In drug development circles the U.K.'s NICE is known as something of a Grinch. Developers routinely spend huge sums getting their drugs through the regulatory process only to have the agency bat them down as too expensive. And that has created some growing qualms among venture groups, which have to factor in that eventual showdown as they make their bets on new companies.
As the Financial Times explains, NICE took a moment back in 2008 to help developers understand what kind of data they needed to gather in late-stage studies if they expected to get their products past the watchdog group. Now they're moving down the pipeline, where VCs fuel early-stage work.
"We are exploring the possibility of providing advice to the investment community," Carole Longson, director of NICE's health technology evaluation center, told the Financial Times. "Our focus lies in providing clarity about the data that [need] to be generated in order to demonstrate the value of products to the healthcare system."

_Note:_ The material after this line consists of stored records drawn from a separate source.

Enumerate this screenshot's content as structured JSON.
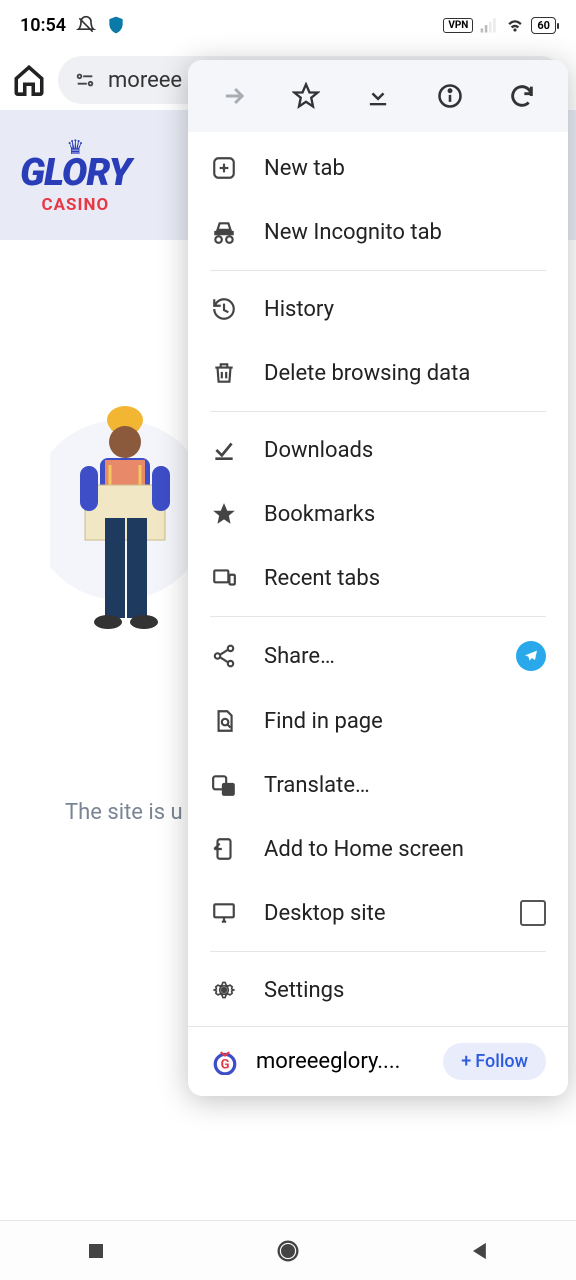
{
  "status": {
    "time": "10:54",
    "vpn": "VPN",
    "battery": "60"
  },
  "url_bar": {
    "text": "moreee"
  },
  "page": {
    "logo_top": "GLORY",
    "logo_bottom": "CASINO",
    "message": "The site is u"
  },
  "menu": {
    "items": {
      "new_tab": "New tab",
      "incognito": "New Incognito tab",
      "history": "History",
      "delete_data": "Delete browsing data",
      "downloads": "Downloads",
      "bookmarks": "Bookmarks",
      "recent_tabs": "Recent tabs",
      "share": "Share…",
      "find": "Find in page",
      "translate": "Translate…",
      "add_home": "Add to Home screen",
      "desktop": "Desktop site",
      "settings": "Settings"
    },
    "follow": {
      "site": "moreeeglory....",
      "button": "Follow"
    }
  }
}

SR One partner Matthew Foy gave the upcoming discussions a thumbs-up. "This could lead to better products coming to NICE, venture capitalists making better investment decisions and more funding for U.K. life sciences."
One potential hangup? NICE doesn't talk to developers for free. They charge hundreds of pounds for a workshop and thousands for a one-on-one, says the VC. But with NICE setting a pace on price which is often followed by payers around the world, that might be considered cheap.